Fransa’nın kamu yayın kuruluşu Franceinfo’nun bildirdiğine nazaran, müze çalışanları pazartesi sabahı binanın ön kapısının kırıldığını ve bir vitrinin parçalandığını fark etti. Çalınan koleksiyonun, 2011 yılında bina yenilenirken inşaat emekçileri tarafından bulunan “hazine koleksiyonu”na ilişkin olduğu belirtildi.
Yetkililere nazaran, hırsızlar sadece kıymetli modülleri gaye aldı; müzede bulunan öteki eserler yerinde bırakıldı. Çalınan 1.633 gümüş ve 319 altın madeni paranın toplam pahasının yaklaşık 90 bin euro olduğu varsayım ediliyor.
GÜVENLİK ZAAFLARI TARTIŞMA YARATTI
Langres Belediyesi, soygunun “planlı ve maksada yönelik” bir taarruz olduğunu açıkladı. Olay sonrası müze süreksiz olarak kapatılırken, güvenlik sistemlerinin yenilenmesi müddetince gece kontrolleri için özel bir güvenlik firması görevlendirildi.
Son haftalarda Fransa’da yaşanan üç büyük müze hırsızlığı, kültürel mirasın korunmasına ait güvenlik tedbirlerini yine gündeme taşıdı.

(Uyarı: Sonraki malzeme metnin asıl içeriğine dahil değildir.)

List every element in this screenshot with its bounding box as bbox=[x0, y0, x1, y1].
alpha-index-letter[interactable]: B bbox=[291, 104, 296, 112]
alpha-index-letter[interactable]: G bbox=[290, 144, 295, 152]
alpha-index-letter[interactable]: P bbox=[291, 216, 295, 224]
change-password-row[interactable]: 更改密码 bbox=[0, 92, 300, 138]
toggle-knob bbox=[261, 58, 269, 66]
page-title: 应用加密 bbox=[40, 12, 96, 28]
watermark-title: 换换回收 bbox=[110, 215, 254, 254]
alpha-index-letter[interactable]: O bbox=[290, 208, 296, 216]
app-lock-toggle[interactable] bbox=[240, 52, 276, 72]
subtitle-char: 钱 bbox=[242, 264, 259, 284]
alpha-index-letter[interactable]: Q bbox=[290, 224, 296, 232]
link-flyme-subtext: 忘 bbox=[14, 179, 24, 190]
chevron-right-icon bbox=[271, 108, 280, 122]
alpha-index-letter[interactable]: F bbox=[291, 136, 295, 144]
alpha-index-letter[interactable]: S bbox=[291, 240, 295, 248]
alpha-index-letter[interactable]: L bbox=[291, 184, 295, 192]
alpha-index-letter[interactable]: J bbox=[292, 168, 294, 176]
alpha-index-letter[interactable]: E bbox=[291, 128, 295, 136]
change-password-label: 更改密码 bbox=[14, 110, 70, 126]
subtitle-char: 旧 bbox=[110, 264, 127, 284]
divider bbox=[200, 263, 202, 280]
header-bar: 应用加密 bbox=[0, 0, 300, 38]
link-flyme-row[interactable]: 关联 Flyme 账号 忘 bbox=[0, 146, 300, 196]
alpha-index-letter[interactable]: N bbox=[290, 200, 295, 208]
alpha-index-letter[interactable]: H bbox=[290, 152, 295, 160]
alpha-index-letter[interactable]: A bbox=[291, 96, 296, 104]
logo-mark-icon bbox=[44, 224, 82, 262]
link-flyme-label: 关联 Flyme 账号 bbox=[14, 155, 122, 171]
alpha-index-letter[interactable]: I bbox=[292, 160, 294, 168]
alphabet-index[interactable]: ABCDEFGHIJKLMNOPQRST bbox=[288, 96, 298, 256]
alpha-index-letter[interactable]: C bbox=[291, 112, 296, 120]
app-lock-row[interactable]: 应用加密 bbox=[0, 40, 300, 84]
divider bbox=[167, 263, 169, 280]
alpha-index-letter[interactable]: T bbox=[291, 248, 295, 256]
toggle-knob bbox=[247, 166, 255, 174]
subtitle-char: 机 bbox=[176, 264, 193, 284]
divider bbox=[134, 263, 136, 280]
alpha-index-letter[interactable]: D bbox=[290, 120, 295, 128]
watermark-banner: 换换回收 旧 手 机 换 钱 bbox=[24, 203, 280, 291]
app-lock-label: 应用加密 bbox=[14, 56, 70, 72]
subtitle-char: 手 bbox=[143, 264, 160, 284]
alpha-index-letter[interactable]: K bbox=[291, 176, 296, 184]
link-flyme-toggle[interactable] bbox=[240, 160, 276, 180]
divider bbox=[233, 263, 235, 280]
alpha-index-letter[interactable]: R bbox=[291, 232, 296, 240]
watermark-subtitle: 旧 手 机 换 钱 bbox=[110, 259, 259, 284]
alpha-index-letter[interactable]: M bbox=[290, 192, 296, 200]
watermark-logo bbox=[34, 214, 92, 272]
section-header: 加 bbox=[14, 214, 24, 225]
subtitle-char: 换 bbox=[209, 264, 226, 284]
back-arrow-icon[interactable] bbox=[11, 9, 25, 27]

16 Ekim’de, Paris’teki Tabiat Tarihi Ulusal Müzesinden 1,5 milyon euro bedelinde altın külçeler çalındı.
19 Ekim’de ise Louvre’daki Napolyon periyoduna ilişkin sekiz mücevher, gündüz vakti gerçekleştirilen bir baskınla çalındı.
21 Ekim’de de Langres’taki bu madeni para soygunu yaşandı.

SİYASİLERDEN SERT TEPKİ
Art arda yaşanan hırsızlıklar, muhalefet partilerinden sert reaksiyonlara neden oldu. Avrupa Parlamentosu Üyesi Marion Maréchal, Fransa’nın “dünyanın alay konusu hâline geldiğini” söyledi ve Louvre Yöneticisi Laurence Des Cars ile güvenlik şefi Dominique Buffin’in istifasını istedi.
Maréchal, Des Cars’ı “güvenlik tecrübesi yerine çeşitlilik siyasetlerine öncelik vermekle” suçladı.
Çok sağcı Ulusal Birlik Partisi önderi Jordan Bardella ise Louvre soygununu “devletin çöküşünün yansıması olan tahammül edilemez bir utanç” olarak nitelendirdi.
Fransa Kültür Bakanlığı’nın, müze güvenlik protokollerinin yine kıymetlendirilmesi için ülke genelinde bir inceleme başlatması bekleniyor.